Марк приободрился, его перестали угнетать сомнения; он вернулся в Майбуа. Когда он шел мимо железнодорожной станции, из поезда выходили пассажиры. Среди них он узнал инспектора начальных школ, красавчика Морезена, невысокого человека лет тридцати восьми, франтоватого, очень смуглого, с холеной бородкой, скрывавшей тонкие губы, с острыми глазками, которые он прятал за стеклами неизменного пенсне. Г-н Морезен, бывший преподаватель Нормальной школы, принадлежал к новому типу карьеристов, подстерегающих случай выдвинуться и всегда готовых стать на сторону сильного. Говорили, что он мечтает занять пост директора Нормальной школы, доставшийся Сальвану, и затаил к нему глухую ненависть, но боится открыто его задевать, зная, как ценит соперника Ле Баразе, инспектор учебного округа, его собственный начальник. У него хватило благоразумия в обстановке равновесия сил между партиями, оспаривавшими друг у друга влияние в округе, не высказывать открыто своих убеждений, хотя личные симпатии Морезена были на стороне клерикалов, священников и монахов, — он полагал, что они чертовски хватки. Поэтому при виде его Марк, зная здравый ум Ле Баразе, подумал, что тот послал инспектора на помощь Симону, которого разразившаяся грозная катастрофа могла поглотить вместе с его школой.
Марк поспешил к нему навстречу, как вдруг его остановило неожиданное обстоятельство. Из-за угла соседней улицы вынырнула сутана, и он узнал ректора коллежа в Вальмари, отца Крабо, статного, представительного сорокапятилетнего мужчину, без малейшей проседи; у него было широкое лицо с правильными чертами, крупный нос, приветливый взгляд и пухлый ласковый рот. Ему ставили в упрек, что он любит играть роль, вращается в светском обществе и хочет блеснуть аристократическими манерами. Но это лишь усиливало его влияние, и отца Крабо не без основания считали негласным хозяином департамента, где победа церкви, несомненно, близкая и верная, всецело зависела от него.

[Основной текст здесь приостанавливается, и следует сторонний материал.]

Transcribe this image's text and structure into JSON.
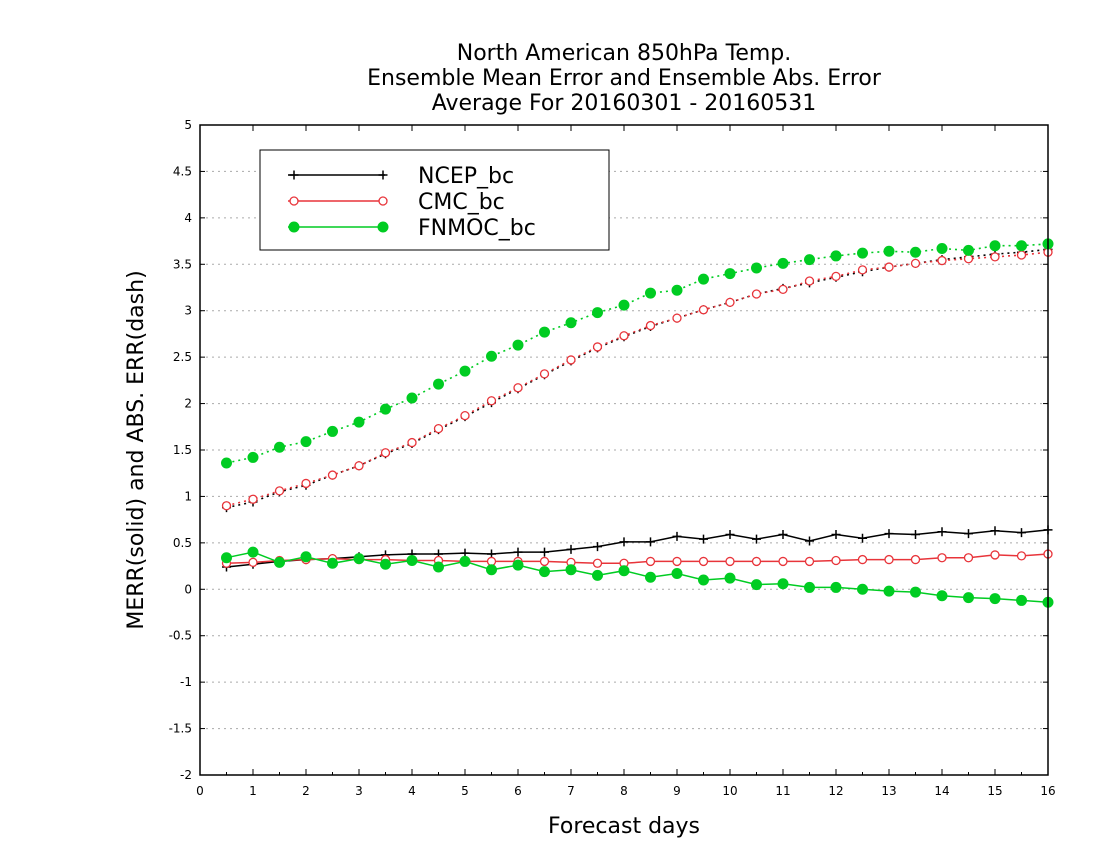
{
  "chart_data": {
    "type": "line",
    "title": [
      "North American 850hPa Temp.",
      "Ensemble Mean Error and Ensemble Abs. Error",
      "Average For 20160301 - 20160531"
    ],
    "xlabel": "Forecast days",
    "ylabel": "MERR(solid) and ABS. ERR(dash)",
    "xlim": [
      0,
      16
    ],
    "ylim": [
      -2,
      5
    ],
    "xticks": [
      "0",
      "1",
      "2",
      "3",
      "4",
      "5",
      "6",
      "7",
      "8",
      "9",
      "10",
      "11",
      "12",
      "13",
      "14",
      "15",
      "16"
    ],
    "yticks": [
      "-2",
      "-1.5",
      "-1",
      "-0.5",
      "0",
      "0.5",
      "1",
      "1.5",
      "2",
      "2.5",
      "3",
      "3.5",
      "4",
      "4.5",
      "5"
    ],
    "grid": true,
    "legend_position": "top-left",
    "x": [
      0.5,
      1,
      1.5,
      2,
      2.5,
      3,
      3.5,
      4,
      4.5,
      5,
      5.5,
      6,
      6.5,
      7,
      7.5,
      8,
      8.5,
      9,
      9.5,
      10,
      10.5,
      11,
      11.5,
      12,
      12.5,
      13,
      13.5,
      14,
      14.5,
      15,
      15.5,
      16
    ],
    "series": [
      {
        "name": "NCEP_bc",
        "color": "#000000",
        "marker": "plus",
        "style": "solid",
        "values": [
          0.24,
          0.27,
          0.3,
          0.32,
          0.33,
          0.35,
          0.37,
          0.38,
          0.38,
          0.39,
          0.38,
          0.4,
          0.4,
          0.43,
          0.46,
          0.51,
          0.51,
          0.57,
          0.54,
          0.59,
          0.54,
          0.59,
          0.52,
          0.59,
          0.55,
          0.6,
          0.59,
          0.62,
          0.6,
          0.63,
          0.61,
          0.64
        ]
      },
      {
        "name": "",
        "color": "#000000",
        "marker": "plus",
        "style": "dash",
        "values": [
          0.88,
          0.94,
          1.05,
          1.12,
          1.23,
          1.33,
          1.46,
          1.57,
          1.72,
          1.86,
          2.01,
          2.16,
          2.31,
          2.46,
          2.6,
          2.72,
          2.83,
          2.92,
          3.01,
          3.09,
          3.18,
          3.24,
          3.3,
          3.36,
          3.42,
          3.47,
          3.51,
          3.55,
          3.58,
          3.61,
          3.63,
          3.66
        ]
      },
      {
        "name": "CMC_bc",
        "color": "#e8343a",
        "marker": "open-circle",
        "style": "solid",
        "values": [
          0.28,
          0.29,
          0.31,
          0.32,
          0.33,
          0.32,
          0.32,
          0.31,
          0.31,
          0.3,
          0.3,
          0.3,
          0.3,
          0.29,
          0.28,
          0.28,
          0.3,
          0.3,
          0.3,
          0.3,
          0.3,
          0.3,
          0.3,
          0.31,
          0.32,
          0.32,
          0.32,
          0.34,
          0.34,
          0.37,
          0.36,
          0.38
        ]
      },
      {
        "name": "",
        "color": "#e8343a",
        "marker": "open-circle",
        "style": "dash",
        "values": [
          0.9,
          0.97,
          1.06,
          1.14,
          1.23,
          1.33,
          1.47,
          1.58,
          1.73,
          1.87,
          2.03,
          2.17,
          2.32,
          2.47,
          2.61,
          2.73,
          2.84,
          2.92,
          3.01,
          3.09,
          3.18,
          3.23,
          3.32,
          3.37,
          3.44,
          3.47,
          3.51,
          3.54,
          3.56,
          3.58,
          3.6,
          3.63
        ]
      },
      {
        "name": "FNMOC_bc",
        "color": "#00cc22",
        "marker": "filled-circle",
        "style": "solid",
        "values": [
          0.34,
          0.4,
          0.29,
          0.35,
          0.28,
          0.33,
          0.27,
          0.31,
          0.24,
          0.3,
          0.21,
          0.26,
          0.19,
          0.21,
          0.15,
          0.2,
          0.13,
          0.17,
          0.1,
          0.12,
          0.05,
          0.06,
          0.02,
          0.02,
          0.0,
          -0.02,
          -0.03,
          -0.07,
          -0.09,
          -0.1,
          -0.12,
          -0.14
        ]
      },
      {
        "name": "",
        "color": "#00cc22",
        "marker": "filled-circle",
        "style": "dash",
        "values": [
          1.36,
          1.42,
          1.53,
          1.59,
          1.7,
          1.8,
          1.94,
          2.06,
          2.21,
          2.35,
          2.51,
          2.63,
          2.77,
          2.87,
          2.98,
          3.06,
          3.19,
          3.22,
          3.34,
          3.4,
          3.46,
          3.51,
          3.55,
          3.59,
          3.62,
          3.64,
          3.63,
          3.67,
          3.65,
          3.7,
          3.7,
          3.72
        ]
      }
    ]
  }
}
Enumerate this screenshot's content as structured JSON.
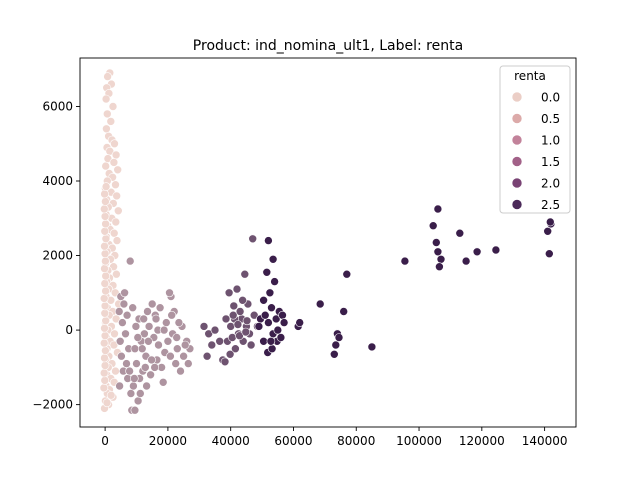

Присутствие этого лица в Майбуа в столь ранний час удивило и встревожило Марка. Как же рано ему пришлось подняться, чтобы прибыть из Вальмари? И что за срочное дело, какие неотложные свидания заставили его поспешить? Откуда и куда он шел по улицам наводненного слухами и сплетнями городка, расточая поклоны и улыбки? Но вдруг Крабо заметил Морезена и остановился; Марк увидел, как он тотчас протянул ему руку, дружески улыбаясь. Их разговор длился какую-нибудь минуту, — очевидно, они обменялись обычными приветствиями, — но бросалось в глаза, что собеседники столковались и с полуслова понимают друг друга; попрощавшись с иезуитом, инспектор словно вырос; высоко подняв голову, он пошел дальше, как видно, чрезвычайно польщенный этим рукопожатием, точно почерпнул в нем решимость склониться к мнению, к которому до сих пор еще колебался примкнуть. Пройдя несколько шагов, отец Крабо заметил Марка, которого встречал у г-жи Дюпарк, когда удостаивал ее своим посещением; монах приветствовал его, размашисто приподняв шляпу. Стоявшему на тротуаре молодому человеку волей-неволей пришлось ответить на поклон; он посмотрел вслед Крабо, чья развевающаяся сутана словно заполнила улицу городка, польщенного оказанной ему честью и покоренного иезуитом.
Марк медленно пошел дальше, направляясь к школе. Мысли его приняли другое направление, все снова стало мрачным, словно он опять очутился во враждебном лагере, где мало-помалу разливался тлетворный яд. Дома казались ему уже не такими, как накануне, а главное, лица людей как будто изменились. Симона он застал дома и был удивлен, что тот среди своих близких спокойно приводит в порядок бумаги. Рашель сидела у окна, дети играли в углу комнаты. Если бы не глубокая печаль на лицах взрослых, нельзя было бы подумать, что в доме стряслось несчастье.
Симон поднялся, пошел навстречу гостю и взволнованно пожал ему руки, — его радовало дружеское участие Марка. Они сразу же заговорили об утреннем обыске.
— Приходила полиция? — спросил Марк.
— Конечно, я ждал этого. Само собой, они ничего не обнаружили и ушли с пустыми руками.
Марк едва скрыл свое удивление. А ему-то что наплели! Откуда эти слухи о неопровержимых уликах, в частности, о найденной стопке прописей в точности таких же, как обнаруженная на месте преступления? Значит, все это враки!
— Как видишь, — продолжал Симон, — я привожу в порядок бумаги, они всё у меня перерыли. Что за страшное происшествие, мой друг, мы, право, живем точно в кошмаре.